A group from Pacific Grove that focuses on Charles Dickens is still going strong after 30 years. | 831 (Tales from the area code)


It was the best of times, it was the worst of times, it was the age of wisdom, it was the age of madness, it was the time of belief, it was the ‘time of unbelief, it was the season of Light, it was the season of Darkness, it was the spring of hope, it was the winter of despair, we had everything ahead we had nothing in front of us.

-Charles Dickens, A Tale of Two Cities, 1859

That Charles Dickens was able to write such timeless and revealing words in the opening of his novel A Tale of Two Cities 162 Years Ago, which could easily have been written about life in 2021, is testament to the endurance of the work of the prolific author. Today, Dickens has dedicated fans around the world in many organizations dedicated to reading and replaying his work, including a very active group in Pacific Grove who are now celebrating their 30th birthday.

On a recent dark December evening at PG, around 15 members and visitors gathered at the historic home of Beth Penney, founder of the Monterey Peninsula Dickens Fellowship. It is one of 59 active groups with official charters from the 119-year-old Dickens Fellowship, headquartered in London. The Peninsula group had gathered for their annual Victorian-themed Christmas party where guests were invited to come dressed in 19th century gowns.

Penney, professor of composition at Monterey Peninsula College, founded the group in 1991 after attending the annual Dickens Universe conference at UC Santa Cruz. (This talk is now in its 41st year.) She had been a Dickensian fan ever since her mother, also a fan, gifted Penney a novel when she was a young girl. (Coincidentally, Penney was born on Dickens’ birthday, February 7.)

“I enjoyed being with other people who loved to talk about Dickens and wondered why not form a band to do it for more than a week a year? Penney said.

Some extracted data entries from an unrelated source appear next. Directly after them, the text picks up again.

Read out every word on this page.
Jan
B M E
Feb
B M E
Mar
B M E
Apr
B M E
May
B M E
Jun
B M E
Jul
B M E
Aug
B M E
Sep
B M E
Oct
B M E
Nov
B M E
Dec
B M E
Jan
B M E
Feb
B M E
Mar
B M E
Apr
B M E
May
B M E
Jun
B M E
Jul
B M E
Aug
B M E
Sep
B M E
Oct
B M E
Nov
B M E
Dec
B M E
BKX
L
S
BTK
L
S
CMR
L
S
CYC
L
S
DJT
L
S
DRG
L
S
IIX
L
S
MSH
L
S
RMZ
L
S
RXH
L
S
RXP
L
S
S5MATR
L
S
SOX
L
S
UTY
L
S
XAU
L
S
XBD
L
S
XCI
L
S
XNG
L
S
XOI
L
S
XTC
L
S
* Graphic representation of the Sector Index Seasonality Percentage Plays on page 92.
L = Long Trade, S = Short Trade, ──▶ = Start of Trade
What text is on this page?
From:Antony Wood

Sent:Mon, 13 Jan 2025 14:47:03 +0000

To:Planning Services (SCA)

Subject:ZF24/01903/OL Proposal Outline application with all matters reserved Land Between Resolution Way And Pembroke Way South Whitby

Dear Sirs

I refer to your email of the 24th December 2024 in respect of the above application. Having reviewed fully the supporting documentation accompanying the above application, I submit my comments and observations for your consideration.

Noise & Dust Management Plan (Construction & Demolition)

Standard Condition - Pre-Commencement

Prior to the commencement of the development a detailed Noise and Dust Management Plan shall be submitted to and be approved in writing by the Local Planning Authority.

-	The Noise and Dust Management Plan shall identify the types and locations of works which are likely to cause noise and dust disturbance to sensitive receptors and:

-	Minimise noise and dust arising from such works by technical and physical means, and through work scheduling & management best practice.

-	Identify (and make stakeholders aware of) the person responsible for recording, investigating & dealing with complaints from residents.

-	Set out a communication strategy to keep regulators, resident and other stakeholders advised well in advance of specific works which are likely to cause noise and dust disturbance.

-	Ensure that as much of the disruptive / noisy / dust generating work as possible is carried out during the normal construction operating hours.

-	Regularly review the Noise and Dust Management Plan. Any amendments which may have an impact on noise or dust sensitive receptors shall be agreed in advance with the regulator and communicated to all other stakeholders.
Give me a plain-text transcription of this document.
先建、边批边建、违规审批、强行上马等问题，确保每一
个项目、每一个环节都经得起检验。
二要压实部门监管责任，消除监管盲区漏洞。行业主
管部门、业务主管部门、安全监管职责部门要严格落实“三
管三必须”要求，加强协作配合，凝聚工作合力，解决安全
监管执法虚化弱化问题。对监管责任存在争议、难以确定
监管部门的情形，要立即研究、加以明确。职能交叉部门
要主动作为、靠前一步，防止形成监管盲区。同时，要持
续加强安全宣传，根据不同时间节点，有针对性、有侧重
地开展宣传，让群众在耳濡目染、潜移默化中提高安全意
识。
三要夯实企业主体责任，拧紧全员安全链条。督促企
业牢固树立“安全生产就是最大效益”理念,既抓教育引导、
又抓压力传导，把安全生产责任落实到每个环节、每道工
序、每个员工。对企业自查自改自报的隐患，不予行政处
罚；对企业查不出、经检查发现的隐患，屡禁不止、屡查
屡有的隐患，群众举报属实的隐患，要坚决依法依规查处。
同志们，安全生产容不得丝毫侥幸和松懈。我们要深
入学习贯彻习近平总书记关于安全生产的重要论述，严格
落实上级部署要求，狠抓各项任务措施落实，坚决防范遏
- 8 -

She invited friends over and they started to meet each week, first reading The Pickwick Papers.

The group votes on which Dickensian novel, short storybook or biography to read for the year, discussing it chapter by chapter once a month. They have read some of his works more than once. This year they’re reading A Tale of Two Cities, which they started before the pandemic in 2019 and then picked up again in 2021. They break up the discussion in December for the Christmas party, and again in February to celebrate Dickens’ birthday. in a room. pub.

There are nearly 30 contributing members in the fraternity. “I’m just amazed at the support the band has continued to receive over the years,” Penney says. In addition to being its leader, she also produces the group’s monthly newsletter, “The Mutual Friend,” named after Dickens’ latest novel, Our Mutual Friend.

Elaine Ewen, of Carmel, joined the group about 29 years ago, after moving from Los Angeles where she was on another Dickens scholarship. “It’s a sociable group. We do a lot more socializing than reading, ”she says.

Longtime member Janet Bruman resisted Penney’s invitations for many years. Then Bruman said, “If you ever read a biography, I’ll join you.” That was 20 years ago. “It didn’t make me love Dickens as a person. He was a pretty despicable human, but I grew up to appreciate his writing, ”Bruman says.

As much of a ‘cad’ as Dickens was, according to Bruman, Dickens had a heart for women and children in need, Penney explained to guests. Each year, they vote for local charities to donate a portion of their cash, with members contributing. After a lively discussion, members voted to donate to Gathering for Women, the One Starfish Secure Parking Program and the Monterey County Food Bank. “I think if Dickens had been sitting in this room he would have been very happy with this discussion,” Penney said.

It’s hard not to ask a bunch of Dickensian fans at Christmas what they think of A Christmas Carol, one of Dickens’ most famous works that has been remade, copied and spoofed hundreds of times. The adaptation that some members prefer is the 1938 American film starring Reginald Owen. For Penney, her favorite version is the original book, which “has a timeless message,” she says. “It goes without saying. People keep coming back to it.